On SMP, let's suppose the pte was clean, after A CPU executed
ptep_get_and_clear,
B CPU makes the pte dirty, which will make a fatal error to A CPU since it gets
a stale pte, isn't right?


2006-10-20 03:02:11

by David Miller

[permalink] [raw]
Subject: Re: BUG: about flush TLB during unmapping a page in memory subsystem

From: "yunfeng zhang" <[email protected]>
Date: Fri, 20 Oct 2006 10:47:49 +0800

> In rmap.c::try_to_unmap_one of 2.6.16.29, there are some code snippets
>
> .....
> /* Nuke the page table entry. */
> flush_cache_page(vma, address, page_to_pfn(page));
> pteval = ptep_clear_flush(vma, address, pte);
> // >>> The above line is expanded as below
> // >>> pte_t __pte;
> // >>> __pte = ptep_get_and_clear((__vma)->vm_mm, __address, __ptep);
> // >>> flush_tlb_page(__vma, __address);
> // >>> __pte;
>
> /* Move the dirty bit to the physical page now the pte is gone. */
> if (pte_dirty(pteval))
> set_page_dirty(page);
> .....
>
>
> It seems that they only can work on UP system.
>
> On SMP, let's suppose the pte was clean, after A CPU executed
> ptep_get_and_clear,
> B CPU makes the pte dirty, which will make a fatal error to A CPU since it gets
> a stale pte, isn't right?

B can't make it dirty because it's been cleared to zero
and flush_tlb_page() has removed the TLB cached copy of
the PTE. B can therefore only see the new cleared PTE.

2006-10-20 05:12:09

by yunfeng zhang

[permalink] [raw]
Subject: Re: BUG: about flush TLB during unmapping a page in memory subsystem

Maybe, the solution is below

...
// >>> ptep_clear((__vma)->vm_mm, __address, __ptep);
// >>> flush_tlb_page(__vma, __address);
// >>> __ptep;
...

And even so, we also get a pte with present = 0 AND its dirty = 1, an odd pte.

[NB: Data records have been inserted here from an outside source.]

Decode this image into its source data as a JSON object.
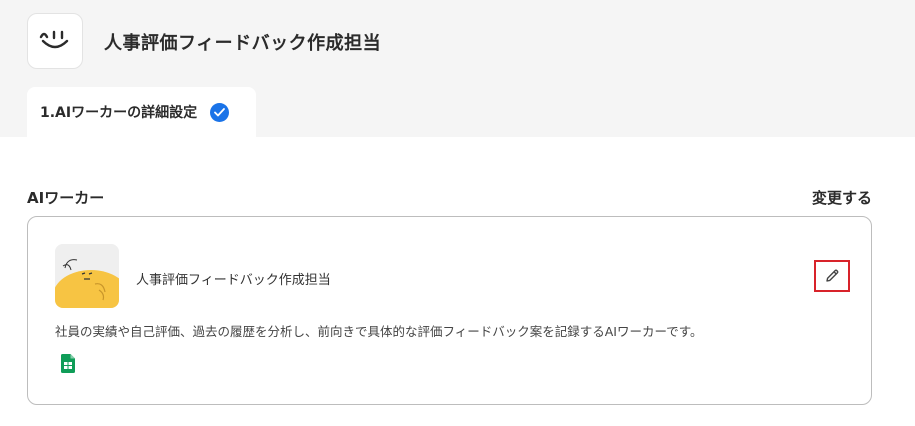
{
  "app": {
    "title": "人事評価フィードバック作成担当",
    "logo_icon": "smile-face-icon"
  },
  "steps": [
    {
      "label": "1.AIワーカーの詳細設定",
      "completed": true,
      "status_icon": "check-circle-icon"
    }
  ],
  "section": {
    "title": "AIワーカー",
    "change_label": "変更する"
  },
  "worker": {
    "name": "人事評価フィードバック作成担当",
    "description": "社員の実績や自己評価、過去の履歴を分析し、前向きで具体的な評価フィードバック案を記録するAIワーカーです。",
    "avatar_icon": "yellow-character-avatar",
    "edit_icon": "pencil-icon",
    "tool_icon": "google-sheets-icon"
  },
  "colors": {
    "accent": "#1a73e8",
    "highlight_border": "#d8232a",
    "header_bg": "#f5f5f5",
    "sheets_green": "#0f9d58",
    "avatar_yellow": "#f7c443"
  }
}
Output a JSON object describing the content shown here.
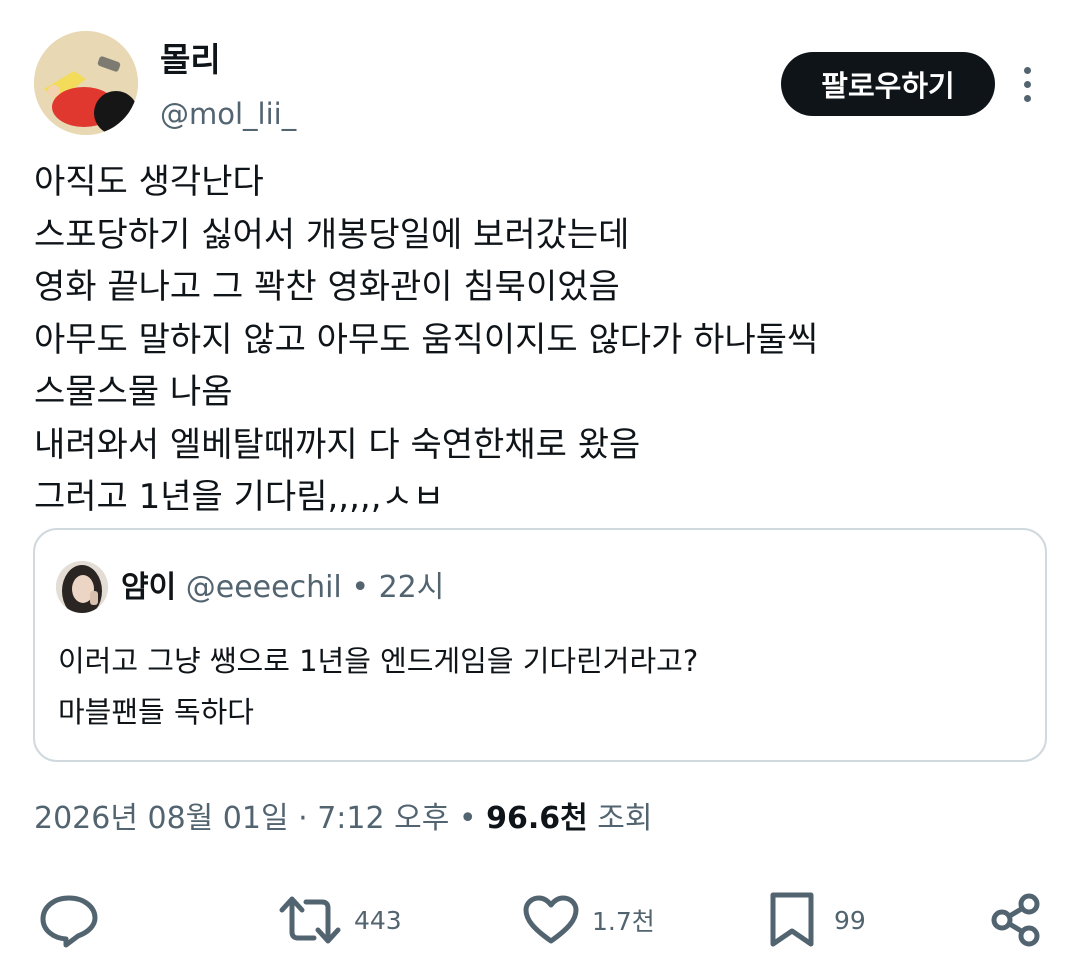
{
  "author": {
    "display_name": "몰리",
    "handle": "@mol_lii_",
    "follow_label": "팔로우하기"
  },
  "tweet": {
    "lines": [
      "아직도 생각난다",
      "스포당하기 싫어서 개봉당일에 보러갔는데",
      "영화 끝나고 그 꽉찬 영화관이 침묵이었음",
      "아무도 말하지 않고 아무도 움직이지도 않다가 하나둘씩",
      "스물스물 나옴",
      "내려와서 엘베탈때까지 다 숙연한채로 왔음",
      "그러고 1년을 기다림,,,,,ㅅㅂ"
    ]
  },
  "quote": {
    "display_name": "얌이",
    "handle": "@eeeechil",
    "separator": "•",
    "time": "22시",
    "lines": [
      "이러고 그냥 쌩으로 1년을 엔드게임을 기다린거라고?",
      "마블팬들 독하다"
    ]
  },
  "meta": {
    "date": "2026년 08월 01일",
    "sep1": "·",
    "time": "7:12 오후",
    "sep2": "•",
    "views_count": "96.6천",
    "views_label": "조회"
  },
  "actions": {
    "reply_count": "",
    "retweet_count": "443",
    "like_count": "1.7천",
    "bookmark_count": "99"
  },
  "icons": {
    "reply": "speech-bubble-icon",
    "retweet": "retweet-arrows-icon",
    "like": "heart-icon",
    "bookmark": "bookmark-icon",
    "share": "share-nodes-icon",
    "more": "vertical-dots-icon"
  },
  "colors": {
    "text": "#0f1419",
    "muted": "#536471",
    "border": "#cfd9de",
    "button_bg": "#0f1419"
  }
}
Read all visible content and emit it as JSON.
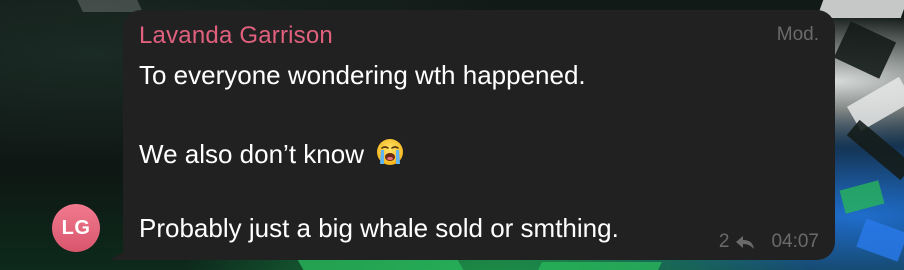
{
  "message": {
    "sender_name": "Lavanda Garrison",
    "sender_role": "Mod.",
    "lines": [
      "To everyone wondering wth happened.",
      "We also don’t know",
      "Probably just a big whale sold or smthing."
    ],
    "emoji": "crying-face-icon",
    "reply_count": "2",
    "time": "04:07"
  },
  "avatar": {
    "initials": "LG",
    "color": "#e0607d"
  },
  "colors": {
    "bubble": "#212121",
    "sender_name": "#e0607d",
    "meta": "#6a6a6a"
  }
}
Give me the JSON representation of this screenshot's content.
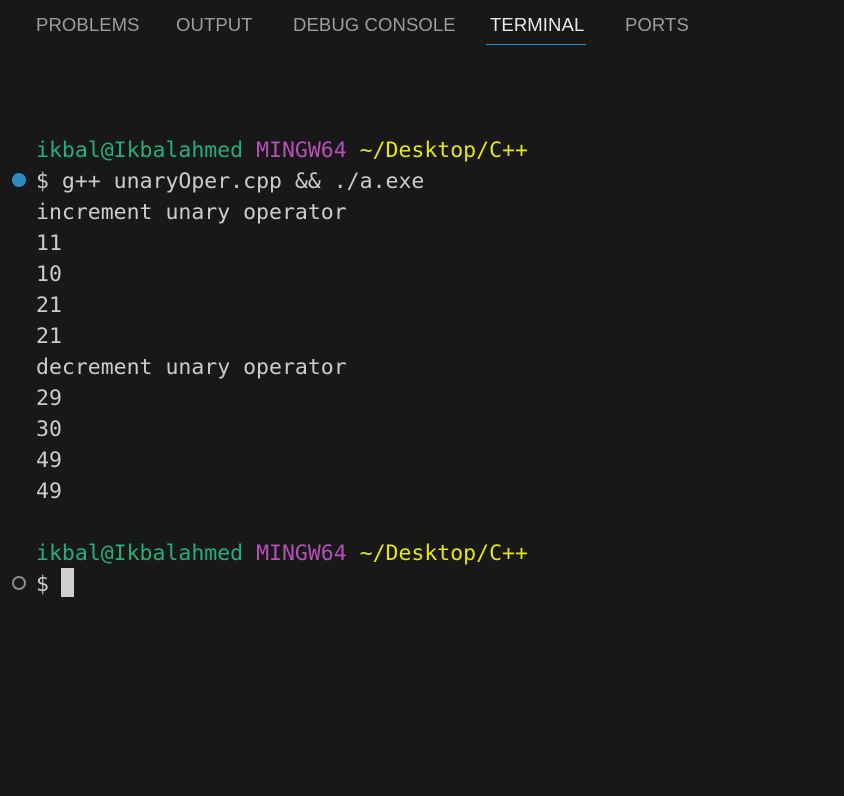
{
  "panel_tabs": [
    {
      "label": "PROBLEMS",
      "active": false
    },
    {
      "label": "OUTPUT",
      "active": false
    },
    {
      "label": "DEBUG CONSOLE",
      "active": false
    },
    {
      "label": "TERMINAL",
      "active": true
    },
    {
      "label": "PORTS",
      "active": false
    }
  ],
  "prompt": {
    "user_host": "ikbal@Ikbalahmed",
    "shell": "MINGW64",
    "cwd": "~/Desktop/C++",
    "symbol": "$"
  },
  "command": "g++ unaryOper.cpp && ./a.exe",
  "output": [
    "increment unary operator",
    "11",
    "10",
    "21",
    "21",
    "decrement unary operator",
    "29",
    "30",
    "49",
    "49"
  ],
  "colors": {
    "background": "#181818",
    "user": "#23b07a",
    "shell": "#b64fb8",
    "path": "#e5e510",
    "text": "#cccccc",
    "active_tab_underline": "#2f8fd8",
    "success_dot": "#2c8ac1"
  }
}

Remember B dirtied the pte before A executes flush_tlb_page.

2006-10-20 05:54:36

by Benjamin Herrenschmidt

[permalink] [raw]
Subject: Re: BUG: about flush TLB during unmapping a page in memory subsystem

On Fri, 2006-10-20 at 13:10 +0800, yunfeng zhang wrote:
> Maybe, the solution is below
>
> ...
> // >>> ptep_clear((__vma)->vm_mm, __address, __ptep);
> // >>> flush_tlb_page(__vma, __address);
> // >>> __ptep;
> ...
>
> And even so, we also get a pte with present = 0 AND its dirty = 1, an odd pte.
>
> Remember B dirtied the pte before A executes flush_tlb_page.

It's very much architecture specific. I suppose x86 must have some HW
requirements of checking if the PTE is still present atomically when
setting the dirty bit but I can't tell for sure :)

On PowerPC, we don't use HW dirty bits, we use SW for that, thus the
ptep_get_and_clear will be enough to prevent any further dirty bit to be
set.

Ben.